Танкилевич по-прежнему лежал, не открывая глаз, но явно вернулся на бренную землю. Он прислушивался к разговору.

— Не думайте, что вам удастся уехать, так и не сняв розовые очки, — прошипела Светлана. — Знаю, женщине не пристало ронять себя, вываливая на других свои проблемы. Но мне не стыдно. Стыд — это роскошь, а мы себе позволить ее не можем. Муж обратился в «Хесед» — так делают все евреи, когда им требуется помощь, а глава отделения приняла его очень холодно. Помочь согласилась, но потребовала от него взять на себя определенные обязательства. И муж много лет эти обязательства выполнял, а теперь у него нет уже больше сил. Сами видите, в каком он состоянии. Как можно с такого чего-то требовать? А она теперь, когда он эти обязательства больше выполнять не может, хочет лишить нас пособия. Попросту говоря, нам теперь хоть сразу в гроб ложись.

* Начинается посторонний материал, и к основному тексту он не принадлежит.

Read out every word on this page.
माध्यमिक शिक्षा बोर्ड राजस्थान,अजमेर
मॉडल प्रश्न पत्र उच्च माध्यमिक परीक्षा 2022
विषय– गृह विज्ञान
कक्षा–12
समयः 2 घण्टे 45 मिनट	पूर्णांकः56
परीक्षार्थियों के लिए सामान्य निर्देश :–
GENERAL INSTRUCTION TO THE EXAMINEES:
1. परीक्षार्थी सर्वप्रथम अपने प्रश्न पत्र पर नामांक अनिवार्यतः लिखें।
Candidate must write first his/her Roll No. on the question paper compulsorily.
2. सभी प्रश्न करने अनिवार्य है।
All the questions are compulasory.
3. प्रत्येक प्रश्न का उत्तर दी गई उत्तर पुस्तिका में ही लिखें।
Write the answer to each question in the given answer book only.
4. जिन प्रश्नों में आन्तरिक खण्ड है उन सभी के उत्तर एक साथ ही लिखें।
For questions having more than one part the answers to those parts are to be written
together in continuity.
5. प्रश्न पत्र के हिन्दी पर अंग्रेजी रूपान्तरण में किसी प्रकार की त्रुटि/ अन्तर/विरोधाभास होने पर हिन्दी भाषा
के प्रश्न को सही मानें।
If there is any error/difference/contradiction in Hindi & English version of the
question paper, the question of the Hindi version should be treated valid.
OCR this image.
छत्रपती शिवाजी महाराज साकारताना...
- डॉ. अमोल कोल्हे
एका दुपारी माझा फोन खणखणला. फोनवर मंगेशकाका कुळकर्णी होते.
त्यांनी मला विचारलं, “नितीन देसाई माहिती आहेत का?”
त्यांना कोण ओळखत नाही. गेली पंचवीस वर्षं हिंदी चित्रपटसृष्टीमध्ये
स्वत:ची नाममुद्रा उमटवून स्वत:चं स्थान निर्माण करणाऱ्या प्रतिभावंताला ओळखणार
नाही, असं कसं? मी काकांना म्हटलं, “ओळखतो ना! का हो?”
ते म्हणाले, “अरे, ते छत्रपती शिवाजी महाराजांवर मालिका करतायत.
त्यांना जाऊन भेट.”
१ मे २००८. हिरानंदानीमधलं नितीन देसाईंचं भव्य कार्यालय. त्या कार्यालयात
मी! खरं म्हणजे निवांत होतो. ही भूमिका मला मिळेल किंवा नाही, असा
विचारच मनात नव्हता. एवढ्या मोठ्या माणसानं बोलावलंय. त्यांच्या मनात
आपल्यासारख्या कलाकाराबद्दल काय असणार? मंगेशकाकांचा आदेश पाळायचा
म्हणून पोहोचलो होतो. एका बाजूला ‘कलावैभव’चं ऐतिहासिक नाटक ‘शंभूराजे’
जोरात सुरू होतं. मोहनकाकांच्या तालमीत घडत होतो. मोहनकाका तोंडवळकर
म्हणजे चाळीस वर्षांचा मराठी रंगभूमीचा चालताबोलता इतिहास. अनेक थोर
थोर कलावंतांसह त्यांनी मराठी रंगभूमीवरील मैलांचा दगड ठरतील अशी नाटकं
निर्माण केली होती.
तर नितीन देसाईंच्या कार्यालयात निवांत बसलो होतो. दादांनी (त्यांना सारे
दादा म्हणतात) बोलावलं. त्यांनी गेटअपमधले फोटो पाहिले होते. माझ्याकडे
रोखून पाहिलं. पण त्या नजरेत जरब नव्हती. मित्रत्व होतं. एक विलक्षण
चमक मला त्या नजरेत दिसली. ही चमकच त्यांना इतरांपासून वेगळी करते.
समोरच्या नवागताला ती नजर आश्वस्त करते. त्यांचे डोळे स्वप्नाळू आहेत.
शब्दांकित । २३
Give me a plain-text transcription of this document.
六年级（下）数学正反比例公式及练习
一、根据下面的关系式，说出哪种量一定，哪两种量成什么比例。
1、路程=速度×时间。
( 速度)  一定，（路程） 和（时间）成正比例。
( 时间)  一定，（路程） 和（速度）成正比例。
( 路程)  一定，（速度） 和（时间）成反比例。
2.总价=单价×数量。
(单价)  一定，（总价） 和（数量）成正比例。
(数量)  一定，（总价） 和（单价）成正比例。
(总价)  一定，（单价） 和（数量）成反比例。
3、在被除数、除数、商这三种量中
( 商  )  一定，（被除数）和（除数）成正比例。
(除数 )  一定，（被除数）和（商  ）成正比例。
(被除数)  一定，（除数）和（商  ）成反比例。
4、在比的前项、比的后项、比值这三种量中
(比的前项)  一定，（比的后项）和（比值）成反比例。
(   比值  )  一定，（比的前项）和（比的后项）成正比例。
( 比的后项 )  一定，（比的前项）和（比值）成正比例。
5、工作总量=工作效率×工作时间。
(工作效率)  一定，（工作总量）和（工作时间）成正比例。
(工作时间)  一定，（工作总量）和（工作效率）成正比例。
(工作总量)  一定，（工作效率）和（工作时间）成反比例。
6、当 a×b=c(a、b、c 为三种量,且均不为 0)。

— Что за обязательства? — спросил Котлер.

Светлана запнулась и взглянула на Танкилевича. Тот открыл глаза, теперь он смотрел на нее презрительно, как на неразумного ребенка-недотепу.

— Нужно было раз в неделю ездить в Симферополь, — выдавила из себя Светлана.

Котлер с минуту помолчал, потом улыбнулся.

— Поездка в синагогу раз в неделю, — сказал он. — Для миньяна.

Он произнес это слово на иврите, подражая Светлане, — та вчера щегольнула им. Она уловила насмешку.

— Он бы и сам с радостью ездил! — запротестовала она. — Когда он был здоров, он ездил с удовольствием. Если бы она просто попросила. Но заставлять верующего выполнять свой долг — оскорбление. Причем двойное оскорбление. И человека, и Бога.